Swallowing them back with the rest of my water, I make a cup of coffee to go and head into the office.
“Theo!” Frank barks as soon as I walk off the elevator. “My office now.”
Oh shit. I’m in trouble.
“Coming,” I reply, trying not to let his sour mood affect me. I hate it when people are mad at me; it makes me feel really uncomfortable.
Walking into his office and acting as if a lecture doesn’t fill me with dread, I sit in the chair opposite him and cross my right leg over my left before relaxing back.
“Everything okay, Franky baby?” I ask, swallowing back the bile creeping up from the leftover alcohol in my stomach.
“No, everything is not okay, Theo. You’re acting like a fucking child, and Michael’s not impressed,” he shouts, the vein in his forehead popping out. “Sort your shit out. You’re supposed to be teaching, not playing silly pranks. Get it together before you lose your promotion,” he rages, aiming a finger in my direction.
Hmm, maybe I’ve been going a bit too hard on Blake? I’ll need to be sneakier about it.
“I apologize, Frank,” I reply, giving him my best puppy dog eyes. “I was just welcoming the new girl. I didn’t think she’d bite back like she has. I’ll stop.”
Like fuck I will.
His eyes narrow as he looks at me, and I try not to squirm under his gaze. For an old dude, he can be pretty scary when he wants to be. “How’s Blake getting on? Other than the games you two keep playing with each other?” He gives me a look of derision, his lips pursed.

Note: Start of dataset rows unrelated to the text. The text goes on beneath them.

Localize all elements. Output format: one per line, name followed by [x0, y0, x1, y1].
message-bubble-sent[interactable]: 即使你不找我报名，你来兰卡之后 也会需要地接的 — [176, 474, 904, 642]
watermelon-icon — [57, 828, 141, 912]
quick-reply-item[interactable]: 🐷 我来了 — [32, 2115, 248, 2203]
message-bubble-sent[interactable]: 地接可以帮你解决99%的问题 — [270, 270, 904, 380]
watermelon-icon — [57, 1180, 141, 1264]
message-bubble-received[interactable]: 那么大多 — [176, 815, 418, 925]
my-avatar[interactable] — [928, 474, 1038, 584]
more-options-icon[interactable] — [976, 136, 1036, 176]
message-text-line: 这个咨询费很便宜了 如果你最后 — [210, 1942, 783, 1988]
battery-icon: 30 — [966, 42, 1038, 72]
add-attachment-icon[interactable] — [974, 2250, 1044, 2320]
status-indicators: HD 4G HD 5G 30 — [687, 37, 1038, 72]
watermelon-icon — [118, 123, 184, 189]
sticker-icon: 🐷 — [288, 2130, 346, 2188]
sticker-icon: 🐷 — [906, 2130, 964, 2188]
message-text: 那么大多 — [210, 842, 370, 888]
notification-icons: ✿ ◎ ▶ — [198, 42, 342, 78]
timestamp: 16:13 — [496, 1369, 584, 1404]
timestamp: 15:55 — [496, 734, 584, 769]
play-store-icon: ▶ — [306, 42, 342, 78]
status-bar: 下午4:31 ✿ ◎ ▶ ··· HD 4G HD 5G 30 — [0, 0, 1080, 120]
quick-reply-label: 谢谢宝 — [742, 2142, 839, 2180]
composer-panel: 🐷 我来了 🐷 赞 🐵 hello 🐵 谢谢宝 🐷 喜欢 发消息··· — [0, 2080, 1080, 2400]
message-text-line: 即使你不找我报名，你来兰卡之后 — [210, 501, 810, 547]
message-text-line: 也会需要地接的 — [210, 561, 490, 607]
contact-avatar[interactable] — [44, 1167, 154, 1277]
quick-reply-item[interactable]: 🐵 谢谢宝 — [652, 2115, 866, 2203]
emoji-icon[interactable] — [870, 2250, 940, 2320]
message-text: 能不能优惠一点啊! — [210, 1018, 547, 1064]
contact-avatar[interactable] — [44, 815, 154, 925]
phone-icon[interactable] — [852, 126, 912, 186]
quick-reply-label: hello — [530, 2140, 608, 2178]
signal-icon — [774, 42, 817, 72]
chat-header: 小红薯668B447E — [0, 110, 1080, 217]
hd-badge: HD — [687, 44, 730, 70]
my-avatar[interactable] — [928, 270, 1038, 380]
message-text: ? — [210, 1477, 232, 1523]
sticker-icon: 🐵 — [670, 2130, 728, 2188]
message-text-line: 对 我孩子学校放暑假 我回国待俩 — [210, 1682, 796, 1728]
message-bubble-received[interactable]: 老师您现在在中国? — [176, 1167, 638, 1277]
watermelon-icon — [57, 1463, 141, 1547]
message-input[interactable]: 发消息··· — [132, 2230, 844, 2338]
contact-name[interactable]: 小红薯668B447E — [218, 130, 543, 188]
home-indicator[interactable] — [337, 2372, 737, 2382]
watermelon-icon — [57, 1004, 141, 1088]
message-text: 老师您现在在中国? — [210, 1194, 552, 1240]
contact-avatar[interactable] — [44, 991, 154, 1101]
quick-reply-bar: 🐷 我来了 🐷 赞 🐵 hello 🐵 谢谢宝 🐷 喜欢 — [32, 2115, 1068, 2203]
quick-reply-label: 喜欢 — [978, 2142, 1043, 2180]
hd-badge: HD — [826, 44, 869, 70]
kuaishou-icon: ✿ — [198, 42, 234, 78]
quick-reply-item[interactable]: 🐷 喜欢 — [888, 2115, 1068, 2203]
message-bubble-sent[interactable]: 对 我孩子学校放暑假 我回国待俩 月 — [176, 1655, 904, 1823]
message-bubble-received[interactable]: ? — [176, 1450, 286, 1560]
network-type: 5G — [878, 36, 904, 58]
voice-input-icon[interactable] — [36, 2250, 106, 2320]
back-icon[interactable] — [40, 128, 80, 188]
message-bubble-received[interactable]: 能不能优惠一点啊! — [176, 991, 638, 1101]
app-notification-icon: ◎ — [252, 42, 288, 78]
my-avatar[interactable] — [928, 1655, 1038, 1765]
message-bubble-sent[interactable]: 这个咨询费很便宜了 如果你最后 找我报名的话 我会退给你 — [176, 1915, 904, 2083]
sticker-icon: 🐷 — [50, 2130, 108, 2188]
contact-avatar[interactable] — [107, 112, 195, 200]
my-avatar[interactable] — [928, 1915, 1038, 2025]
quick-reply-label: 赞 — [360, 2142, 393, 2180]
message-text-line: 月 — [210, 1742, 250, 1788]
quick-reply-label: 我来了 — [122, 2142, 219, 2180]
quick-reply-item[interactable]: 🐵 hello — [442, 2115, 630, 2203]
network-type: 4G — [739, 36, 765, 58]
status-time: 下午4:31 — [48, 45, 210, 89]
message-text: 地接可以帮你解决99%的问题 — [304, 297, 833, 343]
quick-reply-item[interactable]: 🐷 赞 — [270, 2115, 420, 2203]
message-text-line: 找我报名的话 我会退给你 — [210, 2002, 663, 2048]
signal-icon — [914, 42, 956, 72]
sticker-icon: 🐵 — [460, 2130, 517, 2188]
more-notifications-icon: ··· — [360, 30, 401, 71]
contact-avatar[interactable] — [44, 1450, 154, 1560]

Guess he doesn’t find this half as funny as I do.
I rub my thumb across my bottom lip, wondering what to tell him. I could go with the truth—she’s been working day and night and has probably done more work than I have. Or I could lie and tell him she’s not been pulling her weight, and she needs to be fired.
“She’s… okay,” I say with a shrug. “I’m not seeing what everyone else sees, but it’s still early days. Hopefully she picks up soon, otherwise I might have to cut her loose.”
I went in the middle. Sue me.
“Hmm. Okay. Well, keep me updated. I’ve heard nothing but good things about her, which is why I gave her the position. Maybe I was wrong?”
“Maybe,” I agree, trying not to let my grin out.
I love it when a plan comes together.
“What’s happening with this contact of yours, and how does it fit in with Harper?” he asks as he sits down.
“I have a meeting with them this week to set up the details. I don’t want to give anything away just yet. The severity of the situation is paramount, and I don’t want anything fucking this up,” I explain, a cold bite to my tone. “I’ll make sure she’s safe and watched at all times. You have my word.”
Frank nods. “Make sure you do. I want that fucker behind bars where he belongs.”
“Same.”
“Starlight Children’s Charity is holding a gala this weekend,” he continues. His abrupt change in conversation gives me whiplash, but I already know about the gala.
“I know. I’m going as a guest of James Smith.”
He nods. “The senator will be there and will be expecting an update,” Frank says, steepling his fingers. “Take Blake with you and introduce her to a few people. See if you can get her some potential clients.”
Over my dead body.
“No problem,” I agree, smiling yet dying on the inside at knowing I have to spend even more time with her.